Viajar en el tiempo no es tan difícil...
Montados en nuestras bicis volvimos a descender cuestas a gran
velocidad y a sufrir con la subida, sentimos el cálido aire cortando agradablemente
nuestros rostros y flotamos como si volásemos. De nuevo experimentamos la
sensación de felicidad y orgullo cuando nos sentamos en su sillín, a una altura
que daba vértigo.
Al principio no le creí; pensé que se había
vuelto loco. Pero el brillo en sus ojos me hizo comprender que hablaba
totalmente en serio.
A escondidas, tratando de hacer el menor ruido
posible y con un renacido ánimo travieso, bajé al garaje mientras Pablo corría
hacia su casa con el mismo objetivo. Era bastante temprano, así que todos
dormían profundamente.
Una extraña sonrisa curvó mis labios al
levantar la lona de plástico y ver la bicicleta. Me quedé contemplándola
durante unos segundos, como si su imagen me hubiese hipnotizado. Entonces
escuché un ruido en la primera planta; los muelles del colchón. Mi corazón se
aceleró al mismo tiempo que se rompía el hechizo. Nervioso pero divertido,
empujé la bici por el manillar, abrí la puerta pequeña del garaje, con gran
esfuerzo pasé una pierna por encima del sillín y, finalmente, me impulsé hacia
adelante pedaleando y tratando de mantener el equilibrio.

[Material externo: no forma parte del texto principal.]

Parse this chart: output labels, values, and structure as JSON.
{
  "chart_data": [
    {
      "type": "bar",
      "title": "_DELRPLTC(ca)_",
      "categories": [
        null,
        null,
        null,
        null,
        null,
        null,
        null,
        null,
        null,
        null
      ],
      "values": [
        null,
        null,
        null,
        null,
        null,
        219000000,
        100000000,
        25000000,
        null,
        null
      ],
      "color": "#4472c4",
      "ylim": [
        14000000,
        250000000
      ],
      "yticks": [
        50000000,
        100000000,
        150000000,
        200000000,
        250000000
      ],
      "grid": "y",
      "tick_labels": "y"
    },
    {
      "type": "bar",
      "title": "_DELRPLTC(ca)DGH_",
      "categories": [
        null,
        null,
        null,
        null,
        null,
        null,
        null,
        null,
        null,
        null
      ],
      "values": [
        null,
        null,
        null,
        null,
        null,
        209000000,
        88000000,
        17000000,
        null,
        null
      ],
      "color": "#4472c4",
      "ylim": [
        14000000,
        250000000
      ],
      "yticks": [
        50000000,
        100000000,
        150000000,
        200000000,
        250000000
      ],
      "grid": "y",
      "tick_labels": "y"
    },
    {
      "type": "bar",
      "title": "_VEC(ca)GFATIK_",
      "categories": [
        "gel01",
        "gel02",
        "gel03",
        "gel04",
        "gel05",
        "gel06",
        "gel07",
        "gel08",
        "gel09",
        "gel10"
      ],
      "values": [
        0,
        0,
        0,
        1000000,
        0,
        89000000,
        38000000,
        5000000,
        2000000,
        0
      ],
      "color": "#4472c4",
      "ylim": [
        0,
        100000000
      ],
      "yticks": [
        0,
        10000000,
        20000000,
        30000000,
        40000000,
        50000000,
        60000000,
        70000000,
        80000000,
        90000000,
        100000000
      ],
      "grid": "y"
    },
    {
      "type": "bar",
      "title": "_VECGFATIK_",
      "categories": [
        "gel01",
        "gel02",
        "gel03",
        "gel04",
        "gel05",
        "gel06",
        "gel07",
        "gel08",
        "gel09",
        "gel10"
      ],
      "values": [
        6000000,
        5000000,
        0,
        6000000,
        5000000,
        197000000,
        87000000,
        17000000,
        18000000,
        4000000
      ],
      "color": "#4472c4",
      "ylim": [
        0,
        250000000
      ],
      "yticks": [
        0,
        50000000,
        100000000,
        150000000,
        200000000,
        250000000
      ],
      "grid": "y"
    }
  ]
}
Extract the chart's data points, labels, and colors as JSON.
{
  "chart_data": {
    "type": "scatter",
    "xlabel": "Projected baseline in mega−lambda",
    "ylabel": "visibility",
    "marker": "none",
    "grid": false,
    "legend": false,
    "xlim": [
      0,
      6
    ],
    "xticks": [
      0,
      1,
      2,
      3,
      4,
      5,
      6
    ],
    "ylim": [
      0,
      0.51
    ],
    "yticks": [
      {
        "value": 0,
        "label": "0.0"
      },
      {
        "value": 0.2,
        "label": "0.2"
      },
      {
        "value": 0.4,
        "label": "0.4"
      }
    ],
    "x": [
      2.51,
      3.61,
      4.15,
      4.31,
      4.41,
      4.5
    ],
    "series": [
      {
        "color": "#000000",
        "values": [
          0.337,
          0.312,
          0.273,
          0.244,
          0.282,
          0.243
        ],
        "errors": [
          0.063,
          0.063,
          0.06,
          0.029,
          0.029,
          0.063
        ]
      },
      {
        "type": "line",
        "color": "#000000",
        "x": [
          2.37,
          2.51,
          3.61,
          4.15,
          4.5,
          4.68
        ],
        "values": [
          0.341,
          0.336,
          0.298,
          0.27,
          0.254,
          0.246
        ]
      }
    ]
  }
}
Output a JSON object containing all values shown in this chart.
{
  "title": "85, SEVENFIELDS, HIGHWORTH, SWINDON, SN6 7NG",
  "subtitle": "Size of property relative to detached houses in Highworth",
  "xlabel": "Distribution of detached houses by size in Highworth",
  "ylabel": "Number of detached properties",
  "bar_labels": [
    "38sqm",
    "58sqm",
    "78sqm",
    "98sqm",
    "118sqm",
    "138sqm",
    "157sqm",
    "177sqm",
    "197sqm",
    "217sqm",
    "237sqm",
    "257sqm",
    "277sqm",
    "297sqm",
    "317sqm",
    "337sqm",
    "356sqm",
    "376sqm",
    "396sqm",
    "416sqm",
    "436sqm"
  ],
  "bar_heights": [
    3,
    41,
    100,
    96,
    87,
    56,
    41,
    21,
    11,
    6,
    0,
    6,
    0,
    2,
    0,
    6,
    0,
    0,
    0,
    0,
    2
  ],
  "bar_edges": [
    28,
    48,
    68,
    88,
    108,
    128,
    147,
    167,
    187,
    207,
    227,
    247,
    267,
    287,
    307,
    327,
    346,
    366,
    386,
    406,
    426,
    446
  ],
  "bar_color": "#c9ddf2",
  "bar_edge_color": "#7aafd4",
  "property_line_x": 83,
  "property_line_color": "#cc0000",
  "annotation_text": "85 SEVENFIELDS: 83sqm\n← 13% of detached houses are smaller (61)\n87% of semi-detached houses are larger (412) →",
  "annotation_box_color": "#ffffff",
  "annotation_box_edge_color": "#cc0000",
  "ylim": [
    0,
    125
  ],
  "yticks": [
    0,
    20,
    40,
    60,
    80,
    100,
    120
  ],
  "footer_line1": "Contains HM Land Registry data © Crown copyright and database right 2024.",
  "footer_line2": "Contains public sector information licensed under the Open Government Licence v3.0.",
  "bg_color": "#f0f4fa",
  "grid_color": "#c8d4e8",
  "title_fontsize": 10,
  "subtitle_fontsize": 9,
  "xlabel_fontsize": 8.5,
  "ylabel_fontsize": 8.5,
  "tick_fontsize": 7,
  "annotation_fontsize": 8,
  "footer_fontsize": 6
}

La marcha había iniciado de ese modo, y cuanto
más tiempo pasábamos sobre nuestras veloces y viejas bicis, más perdidos en
nuestros pensamientos nos encontrábamos; viajábamos más por los senderos de nuestros
recuerdos que por los de la realidad.
Y de pronto, como la alarma de un despertador
hace con los sueños, el timbre del sencillo móvil de Pablo nos expulsó a la
realidad. Sentí que me ruborizaba, y por el repentino cambio de color en las
mejillas de mi amigo, imaginé que a él le sucedió lo mismo.
Pablo contestó a la llamada tras frenar y
pelearse con los enormes botones.
Habló
durante unos segundos y luego colgó.
—Dice que dónde demonios estamos.
Su voz ronca estaba teñida de culpabilidad, lo
que le hizo parecer mucho más joven. En realidad, toda esa breve aventura nos
había hecho parecer, por lo menos, sesenta años más jóvenes, transportándonos a
nuestra infancia.
Las arrugas de mi rostro se estiraron al
sonreír; una sonrisa más bien triste, pero del todo satisfecha.